Zero in on the data:
Latest Available Month – October 2022 – State Level Participation & Benefits: Persons (pdf, xls), Households (pdf, xls), Benefits (pdf, xls)
State Monthly Pandemic EBT Program Participation and Benefits – October 2022 (pdf, zip, xls)
The Post’s story points out why this is an important topic for local journalists to explain to readers/viewers/listeners. The Post says, “Some states, such as Maryland and New Jersey, have opted to use state funds to supplement the minimum monthly benefit.” The Post also reports that in 17 states, the benefits have already ended, and food distribution centers in these states are seeing an increase in demand. In the remaining states, food banks and distribution centers are bracing themselves.
See coverage from: Detroit Free Press, Forbes, Voice of OC (California), KOLO-TV, The State (Columbia, South Carolina).
Also notice how programs like Vermont Everyone Eats also are ending soon. That one, which ends March 31, got $42 million from FEMA. The state kicked in another $1.3 million. VermontBiz.com reports:
This program has provided free restaurant-prepared meals to Vermonters in need of food assistance across the state while also providing a stabilizing source of income for Vermont restaurants negatively impacted by the pandemic and conveying economic support to Vermont farmers and food producers.
An average of 35% of meal ingredients, far exceeding the program’s 10% local ingredient minimum, have been purchased from Vermont farmers and food producers, providing over $3.5 million in revenue. This program has benefited over 700 restaurants, farms, food producers, hubs, and distribution partners throughout the state’s fourteen counties since its inception and will continue to distribute an average of 25,000 meals per week to food insecure individuals across Vermont until the program ends on March 31, 2023.
The core of the earth may be stopping its rotation. Is this a big deal?
My first instinct was to think, wait, the earth’s core spins? Wait, it is stopping its spin? Wait, will it spin the other direction? Wait, will my dog start spinning clockwise when she currently spins counterclockwise (for no reason)? Wait, am I going to die from this earth core spin thing?

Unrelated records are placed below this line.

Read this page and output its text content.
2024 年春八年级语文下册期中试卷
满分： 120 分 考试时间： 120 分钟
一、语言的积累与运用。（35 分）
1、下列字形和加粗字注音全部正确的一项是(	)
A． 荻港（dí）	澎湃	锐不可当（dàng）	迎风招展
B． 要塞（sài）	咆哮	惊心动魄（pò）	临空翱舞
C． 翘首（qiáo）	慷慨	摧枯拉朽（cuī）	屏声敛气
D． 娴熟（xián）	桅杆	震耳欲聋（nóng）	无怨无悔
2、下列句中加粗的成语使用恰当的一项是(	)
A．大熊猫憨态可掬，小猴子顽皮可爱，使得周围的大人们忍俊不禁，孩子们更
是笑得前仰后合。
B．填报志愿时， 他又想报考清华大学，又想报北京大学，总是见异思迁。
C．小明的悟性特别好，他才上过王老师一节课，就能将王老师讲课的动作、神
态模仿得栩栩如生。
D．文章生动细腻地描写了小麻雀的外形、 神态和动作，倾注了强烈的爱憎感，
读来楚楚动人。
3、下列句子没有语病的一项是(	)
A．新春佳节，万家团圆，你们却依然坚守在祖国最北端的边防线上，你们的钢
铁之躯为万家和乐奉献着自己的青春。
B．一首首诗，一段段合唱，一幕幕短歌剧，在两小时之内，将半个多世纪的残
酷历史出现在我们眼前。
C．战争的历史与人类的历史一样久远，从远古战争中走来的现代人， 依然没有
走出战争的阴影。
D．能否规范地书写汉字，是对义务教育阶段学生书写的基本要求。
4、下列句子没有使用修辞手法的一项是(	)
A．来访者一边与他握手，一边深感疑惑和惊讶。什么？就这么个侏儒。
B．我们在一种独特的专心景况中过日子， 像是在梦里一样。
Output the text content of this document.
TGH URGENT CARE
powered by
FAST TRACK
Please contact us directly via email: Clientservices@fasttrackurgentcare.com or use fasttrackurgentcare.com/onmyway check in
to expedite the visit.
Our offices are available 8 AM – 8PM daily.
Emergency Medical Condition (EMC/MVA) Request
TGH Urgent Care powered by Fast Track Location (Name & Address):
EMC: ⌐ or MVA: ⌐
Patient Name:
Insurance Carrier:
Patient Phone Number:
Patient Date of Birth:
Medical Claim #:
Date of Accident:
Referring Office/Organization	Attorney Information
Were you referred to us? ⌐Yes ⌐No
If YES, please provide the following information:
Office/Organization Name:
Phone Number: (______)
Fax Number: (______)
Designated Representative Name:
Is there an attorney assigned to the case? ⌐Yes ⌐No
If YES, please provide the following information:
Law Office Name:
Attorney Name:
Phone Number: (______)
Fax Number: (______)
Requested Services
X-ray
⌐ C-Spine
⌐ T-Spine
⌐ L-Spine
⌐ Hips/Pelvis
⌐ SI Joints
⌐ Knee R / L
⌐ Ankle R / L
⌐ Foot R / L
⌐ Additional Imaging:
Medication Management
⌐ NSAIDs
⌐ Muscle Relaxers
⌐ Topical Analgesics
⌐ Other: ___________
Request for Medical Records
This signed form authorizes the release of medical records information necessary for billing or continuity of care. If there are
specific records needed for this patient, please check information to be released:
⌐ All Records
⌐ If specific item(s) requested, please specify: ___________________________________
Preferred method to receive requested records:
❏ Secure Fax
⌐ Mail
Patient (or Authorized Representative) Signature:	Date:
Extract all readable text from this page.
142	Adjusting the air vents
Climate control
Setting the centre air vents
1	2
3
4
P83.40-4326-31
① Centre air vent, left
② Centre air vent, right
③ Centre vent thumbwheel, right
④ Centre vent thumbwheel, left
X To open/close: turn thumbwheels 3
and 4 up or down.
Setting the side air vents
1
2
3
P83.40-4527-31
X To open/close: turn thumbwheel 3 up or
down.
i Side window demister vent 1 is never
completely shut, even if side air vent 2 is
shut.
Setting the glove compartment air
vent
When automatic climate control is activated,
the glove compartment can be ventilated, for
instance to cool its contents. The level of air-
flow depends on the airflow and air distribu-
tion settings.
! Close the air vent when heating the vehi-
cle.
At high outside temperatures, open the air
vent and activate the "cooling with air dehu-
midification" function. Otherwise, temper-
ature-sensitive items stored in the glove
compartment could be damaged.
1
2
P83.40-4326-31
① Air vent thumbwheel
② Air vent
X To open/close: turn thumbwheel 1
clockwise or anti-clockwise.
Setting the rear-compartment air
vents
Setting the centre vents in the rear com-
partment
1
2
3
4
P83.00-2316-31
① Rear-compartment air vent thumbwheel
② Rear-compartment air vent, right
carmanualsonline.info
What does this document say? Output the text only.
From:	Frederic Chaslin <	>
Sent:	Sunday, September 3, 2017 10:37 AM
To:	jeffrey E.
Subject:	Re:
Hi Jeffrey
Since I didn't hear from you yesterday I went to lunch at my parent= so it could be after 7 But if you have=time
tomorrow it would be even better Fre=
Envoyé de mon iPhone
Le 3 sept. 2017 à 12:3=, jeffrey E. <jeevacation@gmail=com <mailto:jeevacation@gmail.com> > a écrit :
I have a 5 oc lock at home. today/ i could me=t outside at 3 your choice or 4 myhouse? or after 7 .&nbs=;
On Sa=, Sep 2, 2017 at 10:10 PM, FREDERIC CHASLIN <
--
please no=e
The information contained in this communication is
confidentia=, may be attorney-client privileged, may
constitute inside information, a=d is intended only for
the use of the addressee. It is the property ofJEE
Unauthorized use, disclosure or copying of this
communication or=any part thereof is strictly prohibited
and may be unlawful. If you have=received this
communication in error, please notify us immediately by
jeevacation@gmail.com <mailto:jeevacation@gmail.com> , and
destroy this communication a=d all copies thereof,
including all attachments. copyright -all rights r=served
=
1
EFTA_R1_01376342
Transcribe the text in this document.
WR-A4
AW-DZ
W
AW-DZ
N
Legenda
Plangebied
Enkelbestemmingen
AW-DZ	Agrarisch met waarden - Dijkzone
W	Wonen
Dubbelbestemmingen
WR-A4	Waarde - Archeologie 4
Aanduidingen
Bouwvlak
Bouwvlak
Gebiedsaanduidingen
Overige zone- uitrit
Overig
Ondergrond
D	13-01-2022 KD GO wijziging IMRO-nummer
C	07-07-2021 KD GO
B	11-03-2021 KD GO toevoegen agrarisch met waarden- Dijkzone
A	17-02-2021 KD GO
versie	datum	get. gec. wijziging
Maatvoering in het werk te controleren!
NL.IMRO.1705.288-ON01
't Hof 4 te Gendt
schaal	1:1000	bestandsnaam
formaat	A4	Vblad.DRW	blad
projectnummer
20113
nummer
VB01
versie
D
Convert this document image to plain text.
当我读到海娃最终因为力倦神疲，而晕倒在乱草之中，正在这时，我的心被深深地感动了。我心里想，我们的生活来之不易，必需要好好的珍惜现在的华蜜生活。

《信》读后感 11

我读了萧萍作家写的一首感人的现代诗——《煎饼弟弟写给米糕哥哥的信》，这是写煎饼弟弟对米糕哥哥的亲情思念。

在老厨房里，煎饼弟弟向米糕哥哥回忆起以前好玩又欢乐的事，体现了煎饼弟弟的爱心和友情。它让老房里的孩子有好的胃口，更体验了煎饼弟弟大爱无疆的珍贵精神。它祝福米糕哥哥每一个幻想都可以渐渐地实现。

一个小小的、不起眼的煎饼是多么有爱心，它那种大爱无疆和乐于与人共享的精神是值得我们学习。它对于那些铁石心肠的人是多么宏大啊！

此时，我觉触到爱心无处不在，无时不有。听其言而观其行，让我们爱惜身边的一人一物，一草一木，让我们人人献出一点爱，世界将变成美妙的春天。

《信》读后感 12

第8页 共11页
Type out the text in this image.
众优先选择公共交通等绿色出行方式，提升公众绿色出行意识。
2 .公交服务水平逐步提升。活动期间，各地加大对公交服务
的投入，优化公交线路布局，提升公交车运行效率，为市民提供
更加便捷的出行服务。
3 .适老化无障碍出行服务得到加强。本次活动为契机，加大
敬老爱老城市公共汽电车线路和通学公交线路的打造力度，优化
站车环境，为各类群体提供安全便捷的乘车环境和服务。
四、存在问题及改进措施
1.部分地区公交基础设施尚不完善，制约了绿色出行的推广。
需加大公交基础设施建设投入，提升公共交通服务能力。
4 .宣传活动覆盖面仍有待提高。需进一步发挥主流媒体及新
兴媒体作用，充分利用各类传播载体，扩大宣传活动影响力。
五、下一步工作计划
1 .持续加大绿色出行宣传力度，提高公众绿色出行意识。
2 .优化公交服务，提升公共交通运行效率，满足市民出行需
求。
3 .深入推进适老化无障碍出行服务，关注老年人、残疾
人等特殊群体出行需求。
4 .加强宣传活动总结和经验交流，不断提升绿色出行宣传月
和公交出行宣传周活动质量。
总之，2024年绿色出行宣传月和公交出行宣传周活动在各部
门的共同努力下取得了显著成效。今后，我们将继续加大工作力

OK, some vague answers are needed. Know this: We do not understand very much about the earth’s core, but it seems that it does this spin change every 70 years or so. But there is disagreement about even that. Smithsonian Magazine explains:
The idea isn’t cause for alarm—the change is a normal part of a 70-year cycle, the scientists proposed Monday in Nature Geoscience. The inner core switches between spinning just a little faster and a little slower than the surface, matching the surface’s speed roughly every 35 years, they write.
But not all scientists agree on the details of how the inner core is spinning, and some aren’t convinced that it’s spinning at all.
“No matter which model you like, there’s some data that disagrees with it,” John Vidale, a seismologist at the University of Southern California who did not contribute to the new research, tells the New York Times’ Robin George Andrews.
Buried about 3,200 miles below the planet’s surface, the inner core reaches an estimated 9,000 to 13,000 degrees Fahrenheit. It can’t be accessed for samples or direct measurements of its spin. Instead, researchers have used seismic waves from earthquakes to learn about it. An earthquake sends these waves deep into the Earth and through the inner core, and scientists pick them up with sensors on the other side of the planet.
But why does the rotation change speed? Again, from Smithsonian:
This periodic change in rotation might be due to a tug-of-war effect between the Earth’s liquid outer core and solid mantle, writes the Times. As molten metals move in the outer core, they generate electromagnetic forces that influence the inner core to spin. But the gravity of the mantle pulls the opposite way, slowing the inner core’s rotation. One full cycle of this process takes about 70 years, write the researchers in the new study.